What is beauty?

Douglas Alan nessus at mit.edu
Fri Apr 20 14:26:56 EDT 2001


Paul Prescod <paulp at ActiveState.com> writes:

> I claim that Python's success stems from Guido's ability to find
> sweet spots in the middle: not too hard, not too "dumbed down", not
> too performance-driven, not too slow.

Indeed this is Python's "Weltanschauung" and "beauty".  It is an
excellent work of industrial design: useful, ergonomic, attractive.
Despite what Alex seems to think, I have no desire to destroy this.

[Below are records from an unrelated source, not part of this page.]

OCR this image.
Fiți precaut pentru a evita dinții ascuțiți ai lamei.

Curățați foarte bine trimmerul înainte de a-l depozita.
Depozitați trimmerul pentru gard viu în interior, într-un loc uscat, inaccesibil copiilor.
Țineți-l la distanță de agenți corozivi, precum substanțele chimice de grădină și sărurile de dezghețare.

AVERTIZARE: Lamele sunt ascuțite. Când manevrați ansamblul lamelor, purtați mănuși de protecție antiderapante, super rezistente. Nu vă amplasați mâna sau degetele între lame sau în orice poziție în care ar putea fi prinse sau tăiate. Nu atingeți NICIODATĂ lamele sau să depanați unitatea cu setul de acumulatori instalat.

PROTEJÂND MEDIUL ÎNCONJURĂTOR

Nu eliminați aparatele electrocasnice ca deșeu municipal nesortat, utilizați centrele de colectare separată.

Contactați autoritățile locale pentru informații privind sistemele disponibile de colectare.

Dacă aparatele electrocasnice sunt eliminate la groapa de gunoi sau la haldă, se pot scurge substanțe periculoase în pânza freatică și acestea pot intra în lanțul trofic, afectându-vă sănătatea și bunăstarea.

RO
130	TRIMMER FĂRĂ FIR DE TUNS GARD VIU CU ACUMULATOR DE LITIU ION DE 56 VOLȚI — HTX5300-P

My desire for procedural macros is not to make Python needlessly more
complicated, but instead to grant more power to the people, rather
than keeping it bottled up, as Alex would prefer.  If you allow every
programmer to be an (embedded) language designer, seriously engaged in
the wonderful mental activity of creating notations that are elegant
and expressive, you allow all sorts of wonderful flowers to grow.
This is what Guy Steele suggests in "Growing a Language".  Sure, you
may allow some weeds to grow too, but this is a risk *I* am more than
willing to take in order to allow each programmer to create his own
beauty.

I feel that this can be done while keeping Python just as useful,
ergonomic, and attractive -- thus maintaining its Weltanschauung.
Various dialects of Lisp are existence proofs.  Perl is not a
counterexample contra Steve Lamb since (1) it doesn't have procedural
macros, and (2) it started off (IMHO) ugly to the core.